Effects of phosphorylation on the ADP-ribosylation activity of PARP16

Sammanfattning: PARP16/ARTD15 is an intracellular mono-ADP-ribosyltransferase that catalyzes auto- and heteromodification by transfer of a single ADP-ribose moiety. It belongs to the ADP-ribosyltransferase (ART) superfamily. ADP-ribosylation of amino acids on protein targets is critical in the regulation of cellular pathways in eukaryotes, especially involved in physiological functions, cell stress responses and disease. It has been discovered that PARP16 plays an important role in the Unfolded Protein Response (UPR) as the main activator of 2 endoplasmic reticulum (ER) stress sensors, PERK and IRE1α kinases.

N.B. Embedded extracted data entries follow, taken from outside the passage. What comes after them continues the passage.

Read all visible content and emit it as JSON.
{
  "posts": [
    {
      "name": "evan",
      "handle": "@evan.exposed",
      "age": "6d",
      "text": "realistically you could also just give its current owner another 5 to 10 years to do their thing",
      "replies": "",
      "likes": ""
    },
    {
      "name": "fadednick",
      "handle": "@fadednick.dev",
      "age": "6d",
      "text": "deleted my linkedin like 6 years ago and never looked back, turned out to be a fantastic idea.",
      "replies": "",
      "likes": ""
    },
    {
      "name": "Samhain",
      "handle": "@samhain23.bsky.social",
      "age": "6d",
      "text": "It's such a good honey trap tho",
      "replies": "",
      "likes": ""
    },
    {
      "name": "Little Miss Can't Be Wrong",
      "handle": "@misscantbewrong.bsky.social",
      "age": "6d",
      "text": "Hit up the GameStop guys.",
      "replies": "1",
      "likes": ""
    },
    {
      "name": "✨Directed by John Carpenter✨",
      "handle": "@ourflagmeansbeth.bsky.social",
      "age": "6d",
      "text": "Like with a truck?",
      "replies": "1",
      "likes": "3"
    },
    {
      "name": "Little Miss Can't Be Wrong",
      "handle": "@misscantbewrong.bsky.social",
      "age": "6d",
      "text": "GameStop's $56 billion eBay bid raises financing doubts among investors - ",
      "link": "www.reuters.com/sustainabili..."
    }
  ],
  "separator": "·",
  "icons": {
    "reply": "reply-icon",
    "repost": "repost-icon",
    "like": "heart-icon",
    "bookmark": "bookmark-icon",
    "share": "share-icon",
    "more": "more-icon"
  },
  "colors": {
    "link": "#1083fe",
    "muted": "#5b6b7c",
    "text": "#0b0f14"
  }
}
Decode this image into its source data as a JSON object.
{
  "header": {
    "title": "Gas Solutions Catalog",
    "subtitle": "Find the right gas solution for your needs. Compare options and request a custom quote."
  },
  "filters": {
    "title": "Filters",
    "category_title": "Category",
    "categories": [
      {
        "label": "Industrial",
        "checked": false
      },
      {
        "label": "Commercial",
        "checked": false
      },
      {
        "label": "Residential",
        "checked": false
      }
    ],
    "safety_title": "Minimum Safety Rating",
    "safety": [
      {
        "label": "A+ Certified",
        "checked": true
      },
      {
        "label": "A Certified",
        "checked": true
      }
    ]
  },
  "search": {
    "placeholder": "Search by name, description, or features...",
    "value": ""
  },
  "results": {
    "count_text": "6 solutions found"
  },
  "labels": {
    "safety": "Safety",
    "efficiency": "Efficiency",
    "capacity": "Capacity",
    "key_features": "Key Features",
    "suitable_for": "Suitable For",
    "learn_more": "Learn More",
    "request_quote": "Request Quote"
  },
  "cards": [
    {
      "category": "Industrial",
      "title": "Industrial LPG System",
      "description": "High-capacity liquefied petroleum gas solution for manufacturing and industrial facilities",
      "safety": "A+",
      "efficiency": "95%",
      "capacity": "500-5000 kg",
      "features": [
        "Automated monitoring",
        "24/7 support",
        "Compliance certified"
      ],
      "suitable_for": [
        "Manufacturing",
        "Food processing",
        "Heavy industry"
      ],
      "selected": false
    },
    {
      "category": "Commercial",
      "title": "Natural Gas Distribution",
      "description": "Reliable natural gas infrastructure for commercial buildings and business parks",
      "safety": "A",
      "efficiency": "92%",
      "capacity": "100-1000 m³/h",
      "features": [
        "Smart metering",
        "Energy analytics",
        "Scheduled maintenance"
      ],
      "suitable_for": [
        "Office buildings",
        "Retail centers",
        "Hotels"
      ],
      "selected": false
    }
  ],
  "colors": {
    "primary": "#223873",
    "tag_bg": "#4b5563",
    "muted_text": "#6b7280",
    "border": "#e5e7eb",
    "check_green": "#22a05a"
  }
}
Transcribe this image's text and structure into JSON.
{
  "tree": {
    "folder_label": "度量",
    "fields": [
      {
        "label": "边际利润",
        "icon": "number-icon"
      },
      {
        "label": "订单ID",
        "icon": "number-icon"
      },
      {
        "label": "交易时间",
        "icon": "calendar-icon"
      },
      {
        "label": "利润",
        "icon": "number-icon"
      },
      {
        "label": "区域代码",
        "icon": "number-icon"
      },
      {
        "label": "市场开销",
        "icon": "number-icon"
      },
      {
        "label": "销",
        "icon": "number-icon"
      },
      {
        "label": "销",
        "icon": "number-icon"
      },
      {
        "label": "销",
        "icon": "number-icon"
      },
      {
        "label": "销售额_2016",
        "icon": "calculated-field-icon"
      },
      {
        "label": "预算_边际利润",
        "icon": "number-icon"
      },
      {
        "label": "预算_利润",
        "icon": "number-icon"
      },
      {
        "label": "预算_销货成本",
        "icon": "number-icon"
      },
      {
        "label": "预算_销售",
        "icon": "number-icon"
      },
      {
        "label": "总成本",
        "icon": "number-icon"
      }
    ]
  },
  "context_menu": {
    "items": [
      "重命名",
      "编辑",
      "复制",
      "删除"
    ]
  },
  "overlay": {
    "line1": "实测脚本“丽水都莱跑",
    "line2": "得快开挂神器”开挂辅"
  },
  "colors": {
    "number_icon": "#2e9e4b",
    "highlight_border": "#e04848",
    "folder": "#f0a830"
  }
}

In addition, it was also found that these kinases phosphorylate PARP16. The aim of this project is to investigate the phosphorylation of PARP16 by the kinases and whether that implies alterations of its activity. To answer this question, we coexpressed Tyrosine-kinases with YopH and Serine/Threonine-kinases with Lambda from an Addgene genetic library. The kinases were purified by a 2-step elution protocol using Ni-NTA beads and imidazole. Although the samples showed signs of phosphatase contamination, we found conditions in which we could assess the phosphorylation activity of the kinases. Finally, phosphorylation and ADP-ribosylation assays were performed with PARP16 and our kinases. The results showed clear phosphorylation of PARP16 and a variation of its ADP-ribosylation activity in the presence of the modification. This discovery opens up new questions about the biological effects that the phosphorylation of PARP16 can have, especially in cancers and protein folding diseases. Therefore, these findings can be critical for therapeutic inhibition and treatment. Further investigation should address questions such as what residues from PARP16 are modified and how phosphorylation by PERK and IRE1α affect the ADP-ribosylation activity of PARP16.